# Any one has good experience with the NaBH4\Cucl2 reduction?



## Bennychairman (Dec 1, 2022)

i want to ask if any of you have experience with best method and rates and tempratures for the reduction , i specifically talking about 2,5 dimethoxy-NS to 2ch 
lets say something like this my friend tried.

A 2 neck round bottom flask containing a 1:1 mixture of IPA:water by weight (250g/10g NS) was equipped with a condenser and 7.25 molar equivalents of NaBH4 were added, at once, under heavy stirring and left until bubbling stopped and all was dissolved. Afterwards, all of the NS (9.3g) was added at once to the flask.
*would adding the Nabh4 do a freezing -16 would be safe some nabh4 from decomposing? 

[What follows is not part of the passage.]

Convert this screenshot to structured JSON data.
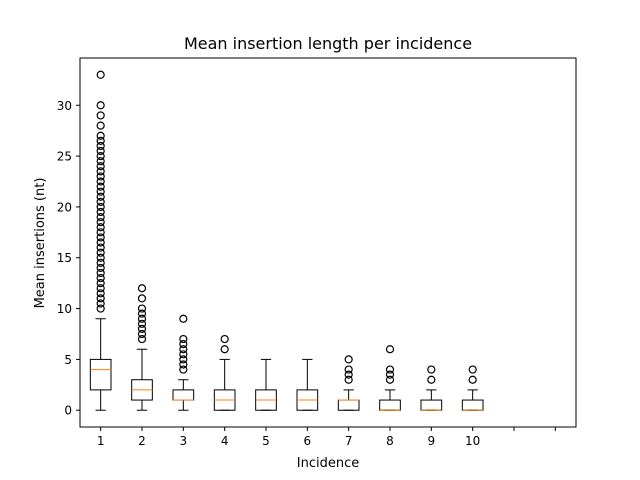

The mixture was refluxed for 15 minutes before 1.2g of CuCl2 dihydrate dissolved in a minimal amount of water was added to the refluxing reaction all at once. This was a mistake, and the mixture almost boiled out of the open side neck of the flask. Next time, I will add it in two parts. The reaction was then refluxed for another hour. A very faint methylamine smell was noted, implying my nitrostyrene was not clean enough and still had contained amounts of nitromethane that was being reduced into methylamine. This actually made me happy, though, because it was evidence the nitro groups were being reduced.

After refluxing the reaction was allowed to cool to about room temperature and concentrated acetic acid was added to neutralize the remaining NaBH4 until no more bubbling occurred upon addition of acetic acid. This took about 20mL of acetic acid.


Work up:

The solution was vacuum filtered and distilled until distillate came off at 100C, implying almost all the IPA had been boiled off. This was stored in a container and will be recycled for further reaction runs. 

After cooling the solution, dark oily what I assume to be crude 2C-H freebase was seen in the reaction mixture. Conc. HCl was added under stirring until the water was heavily acidic. This took more HCl that expected. Then the water was washed with 6x25mL of DCM, made basic with 20% KOH solution, extracted with 6x25mL of DCM, the extracts were pooled, washed with distilled water, and 5g of concentrated HCl was added followed by extraction with 3x40mL of water. The water was boiled off via azeotropic distillation with toluene until a sudden precipitation of white 2C-H HCl crystals took place.

Final yield: 6.8g of 2C-H HCl from 9.3g of 2,5-dimethoxy-beta-nitrostyrene. 65%



can something be done to improve the yield or save some materials?


----------